Oh right I got what you are saying. Thanks a lot , i know it wasn't a very hard question but i couldn't seem to get my head around it which was frustrating.

[Tyserius]

Actually there is a trick to this. You can use the following examples to check your midpoints.

i) When there is a case whereby :
   0 < x < or = 10
   10 < x < or = 20
   From the above you can see that the 1st class includes 10 while the 2nd class is right at the boundary of 10 so there is no  way that the 1st class can have an upper boundary of 10.5 because it would have exceeded into the 2nd class. In this case the upper boundary would be 10. Therefore, your midpoint is 5.

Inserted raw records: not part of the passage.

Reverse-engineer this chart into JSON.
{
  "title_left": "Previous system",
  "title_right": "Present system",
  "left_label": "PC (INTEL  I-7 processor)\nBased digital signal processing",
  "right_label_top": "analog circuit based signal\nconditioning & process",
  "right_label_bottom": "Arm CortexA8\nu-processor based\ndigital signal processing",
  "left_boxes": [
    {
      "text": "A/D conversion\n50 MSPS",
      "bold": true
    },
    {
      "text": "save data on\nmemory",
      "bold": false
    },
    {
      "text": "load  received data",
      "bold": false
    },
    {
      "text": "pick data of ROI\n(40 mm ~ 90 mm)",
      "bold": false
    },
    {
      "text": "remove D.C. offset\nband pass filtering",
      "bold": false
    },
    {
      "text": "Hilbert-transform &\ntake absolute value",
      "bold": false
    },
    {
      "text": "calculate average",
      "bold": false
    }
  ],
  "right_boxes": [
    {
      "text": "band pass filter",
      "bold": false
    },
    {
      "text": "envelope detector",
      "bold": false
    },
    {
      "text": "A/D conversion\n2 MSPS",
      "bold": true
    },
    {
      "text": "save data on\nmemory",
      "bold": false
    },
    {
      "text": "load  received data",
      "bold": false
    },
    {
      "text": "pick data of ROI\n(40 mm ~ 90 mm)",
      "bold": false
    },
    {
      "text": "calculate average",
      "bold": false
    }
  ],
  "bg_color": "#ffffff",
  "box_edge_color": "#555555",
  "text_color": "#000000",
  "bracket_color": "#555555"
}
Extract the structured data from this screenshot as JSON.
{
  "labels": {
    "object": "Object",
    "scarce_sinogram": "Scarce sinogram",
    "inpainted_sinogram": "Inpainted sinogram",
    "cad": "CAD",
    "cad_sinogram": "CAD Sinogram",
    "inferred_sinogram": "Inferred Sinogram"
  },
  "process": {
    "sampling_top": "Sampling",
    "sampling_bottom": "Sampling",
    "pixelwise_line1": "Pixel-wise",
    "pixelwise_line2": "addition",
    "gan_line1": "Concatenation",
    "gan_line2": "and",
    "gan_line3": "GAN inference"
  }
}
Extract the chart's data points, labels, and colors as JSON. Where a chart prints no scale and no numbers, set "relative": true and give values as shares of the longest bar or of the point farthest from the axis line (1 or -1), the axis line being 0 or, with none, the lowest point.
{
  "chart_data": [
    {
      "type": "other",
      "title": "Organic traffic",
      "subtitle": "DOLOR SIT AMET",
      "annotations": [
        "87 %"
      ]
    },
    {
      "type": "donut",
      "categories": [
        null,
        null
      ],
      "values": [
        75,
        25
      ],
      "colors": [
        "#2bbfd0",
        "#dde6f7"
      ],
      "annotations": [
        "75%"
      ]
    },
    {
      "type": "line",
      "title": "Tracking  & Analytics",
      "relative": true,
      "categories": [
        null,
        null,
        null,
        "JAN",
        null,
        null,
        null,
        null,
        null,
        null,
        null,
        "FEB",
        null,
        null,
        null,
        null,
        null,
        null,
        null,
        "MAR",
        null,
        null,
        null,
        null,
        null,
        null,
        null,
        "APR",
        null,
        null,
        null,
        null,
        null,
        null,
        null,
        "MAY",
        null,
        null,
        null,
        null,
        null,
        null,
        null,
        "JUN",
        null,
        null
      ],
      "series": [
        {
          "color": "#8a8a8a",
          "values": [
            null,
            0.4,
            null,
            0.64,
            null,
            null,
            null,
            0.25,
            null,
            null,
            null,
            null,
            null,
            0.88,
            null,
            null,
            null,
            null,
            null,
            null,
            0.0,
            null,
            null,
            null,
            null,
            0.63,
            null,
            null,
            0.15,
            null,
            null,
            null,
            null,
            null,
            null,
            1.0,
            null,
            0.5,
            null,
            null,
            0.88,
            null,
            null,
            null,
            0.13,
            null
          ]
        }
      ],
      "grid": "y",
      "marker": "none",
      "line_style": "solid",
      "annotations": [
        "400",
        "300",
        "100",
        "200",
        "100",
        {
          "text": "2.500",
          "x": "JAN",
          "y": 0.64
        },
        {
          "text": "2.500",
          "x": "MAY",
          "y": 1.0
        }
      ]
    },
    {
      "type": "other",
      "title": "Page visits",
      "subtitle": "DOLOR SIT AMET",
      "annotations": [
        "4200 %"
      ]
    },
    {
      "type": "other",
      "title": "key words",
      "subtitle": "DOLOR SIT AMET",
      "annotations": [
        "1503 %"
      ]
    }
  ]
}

ii) When there is a case whereby :
    1 < or = x < or = 10
    11 < or = x < or = 20
    From the above you can see that the 1st class includes any number from 1 to 10 while the 2nd class from 11 to 20. Since there is no way that the two classes may interfere with one another as like how they would from the first case in (i), you can safely use the upper boundaries and lower boundaries to find your midpoint. Therefore, the midpoint for the 1st class would be 5 as well.

iii) When there is a case whereby :
     0 < or = x < 10
     10 < or = x < 20
     From the above you can see that the intervals may interfere with one another if you consider the upper boundary for the 1st class as it will then exceed 10.5 which is intruding upon the 2nd class. Hence, it is not viable for you to consider finding the midpoints using the upper boundaries and the lower boundaries. Thus, you can just consider the median number, which is 5.

Hope this helps! All the best for Paper 6 tomorrow